[openbiblio-dev] Opaque URIs - to encode or not encode?

Mon Nov 1 15:15:34 UTC 2010

In giving URIs for authors, publishers, and so on - a reference-able URI
in place of a simple literal value - we have a number of criteria:

1 - It has to be a unique URI, specific not only to a given literal
instance, but within a record.

2 - It has to be as globally unique as possible, as the URI provides a
hook on which services like sameas.org can function.

3 - The conjured ID should also be a valid URI - which places
limitations on character composition so that it is 'url safe' and so on.

------------

Possiblities then:

- Claim a URI prefix and have an auto-incrementing id generated for any
literal value or node you wish to reference. Eg:

_:Book a bibo:Book
   dcterms:creator  [ rdf:value "John S Smythe"] .

-- to ->

@prefix myprefix: <http://host/literals/>

_:Book a bibo:Book
   dcterms:creator myprefix:102 .

myprefix:102 a foaf:Person
   foaf:name "John S Smythe" .

Pros:
 Nicer looking URIs
 Easier URIs to copy and paste

Cons:
- Every source that does this has to mint their own prefix, as well as
making sure that the URIs dereference in some manner. Using an info:
based prefix might avoid this if resources are tight.

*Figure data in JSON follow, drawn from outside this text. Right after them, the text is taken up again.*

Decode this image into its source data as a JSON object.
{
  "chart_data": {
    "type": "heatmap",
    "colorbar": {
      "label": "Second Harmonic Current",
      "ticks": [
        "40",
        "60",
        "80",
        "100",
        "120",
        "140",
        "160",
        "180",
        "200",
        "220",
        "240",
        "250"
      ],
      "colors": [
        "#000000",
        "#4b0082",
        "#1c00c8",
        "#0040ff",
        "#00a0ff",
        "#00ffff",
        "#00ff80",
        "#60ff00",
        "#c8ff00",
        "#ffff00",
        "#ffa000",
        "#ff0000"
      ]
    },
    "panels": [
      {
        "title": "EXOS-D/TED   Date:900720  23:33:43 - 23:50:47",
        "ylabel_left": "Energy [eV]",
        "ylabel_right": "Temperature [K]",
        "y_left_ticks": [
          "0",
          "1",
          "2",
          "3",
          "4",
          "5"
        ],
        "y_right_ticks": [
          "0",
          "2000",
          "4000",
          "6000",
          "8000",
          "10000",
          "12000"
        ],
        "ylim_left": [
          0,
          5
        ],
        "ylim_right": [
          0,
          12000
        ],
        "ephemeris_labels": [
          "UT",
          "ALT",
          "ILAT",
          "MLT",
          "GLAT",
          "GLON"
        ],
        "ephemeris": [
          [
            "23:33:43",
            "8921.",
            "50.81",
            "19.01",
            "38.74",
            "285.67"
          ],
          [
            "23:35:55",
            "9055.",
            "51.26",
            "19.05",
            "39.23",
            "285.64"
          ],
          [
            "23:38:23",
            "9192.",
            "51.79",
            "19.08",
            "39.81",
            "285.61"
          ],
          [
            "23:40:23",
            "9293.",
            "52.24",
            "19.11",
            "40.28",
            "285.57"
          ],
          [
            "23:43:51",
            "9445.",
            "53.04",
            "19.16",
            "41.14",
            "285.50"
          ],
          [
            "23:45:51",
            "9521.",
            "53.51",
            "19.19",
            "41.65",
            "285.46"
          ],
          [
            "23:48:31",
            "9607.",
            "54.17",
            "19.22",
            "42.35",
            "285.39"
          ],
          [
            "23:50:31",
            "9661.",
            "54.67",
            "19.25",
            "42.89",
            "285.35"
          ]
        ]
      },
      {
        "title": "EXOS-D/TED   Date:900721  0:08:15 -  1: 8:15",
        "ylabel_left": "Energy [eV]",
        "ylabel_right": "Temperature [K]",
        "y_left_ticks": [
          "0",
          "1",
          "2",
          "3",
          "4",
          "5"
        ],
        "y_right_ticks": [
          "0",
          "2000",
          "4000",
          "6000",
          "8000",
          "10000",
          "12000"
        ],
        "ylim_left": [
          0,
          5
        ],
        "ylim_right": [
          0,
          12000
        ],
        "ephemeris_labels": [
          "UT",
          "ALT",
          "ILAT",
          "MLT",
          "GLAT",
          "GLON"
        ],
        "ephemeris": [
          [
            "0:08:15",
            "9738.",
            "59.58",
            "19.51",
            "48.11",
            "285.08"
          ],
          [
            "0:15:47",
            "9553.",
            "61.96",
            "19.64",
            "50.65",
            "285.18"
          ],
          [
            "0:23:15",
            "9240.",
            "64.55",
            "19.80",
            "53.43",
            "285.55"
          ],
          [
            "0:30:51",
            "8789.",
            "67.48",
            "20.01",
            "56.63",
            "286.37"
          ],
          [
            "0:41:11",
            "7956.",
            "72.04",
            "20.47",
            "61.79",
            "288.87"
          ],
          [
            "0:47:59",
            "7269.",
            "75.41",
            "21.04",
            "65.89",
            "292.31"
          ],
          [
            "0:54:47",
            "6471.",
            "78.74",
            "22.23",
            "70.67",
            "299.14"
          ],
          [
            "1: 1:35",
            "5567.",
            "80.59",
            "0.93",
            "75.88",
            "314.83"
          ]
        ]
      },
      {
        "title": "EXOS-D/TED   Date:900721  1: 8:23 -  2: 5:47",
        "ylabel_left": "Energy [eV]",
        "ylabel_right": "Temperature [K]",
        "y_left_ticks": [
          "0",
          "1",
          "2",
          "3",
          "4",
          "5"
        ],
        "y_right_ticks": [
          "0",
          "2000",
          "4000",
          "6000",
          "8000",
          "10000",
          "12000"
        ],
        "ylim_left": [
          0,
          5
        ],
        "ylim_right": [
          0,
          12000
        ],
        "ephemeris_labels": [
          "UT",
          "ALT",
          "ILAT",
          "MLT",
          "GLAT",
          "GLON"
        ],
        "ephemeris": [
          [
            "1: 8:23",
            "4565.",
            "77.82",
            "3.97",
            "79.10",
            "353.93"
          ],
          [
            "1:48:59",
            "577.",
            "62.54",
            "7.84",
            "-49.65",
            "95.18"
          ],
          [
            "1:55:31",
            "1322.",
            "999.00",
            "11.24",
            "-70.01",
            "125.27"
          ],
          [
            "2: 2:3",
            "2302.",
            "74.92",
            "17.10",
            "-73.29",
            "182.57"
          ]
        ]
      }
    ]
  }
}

- Possibility of collisions unless the handing out of ids are handled
properly, for example using a Redis's INCR function, or Flickr's notable
use of a MySQL-specific SQL command [*]

- Unfounded attribution of significance to the literal number.

- Very difficult to re-run the process over a portion of data and get
the same numbers that were generated on a first pass.

* -
http://code.flickr.com/blog/2010/02/08/ticket-servers-distributed-unique-primary-keys-on-the-cheap/

Summary - Good for a single pass over a dataset, fast and as reliable as
your chosen ticket/id server.

UUID(4 or 5) ids:

previous example -- to -->

_:Book a bibo:Book
   dcterms:creator <urn:uuid:63e8fa91..........> .

<urn:uuid:63e8fa91..........> a foaf:Person
   foaf:name "John S Smythe" .

Pros:
  Easy to generate
  Given a sufficient source of entropy, the UUIDs can be generated
independently and are very, very unlikely to collide.
  UUIDs from distributed systems can be aggregated with little fear of
collision - a collision would imply that the URIs are actually from the
same original source.

Cons:
  Very large size - a size which gives them the ability to avoid random
collision also makes them difficult to use (from a human perspective)
  Etc etc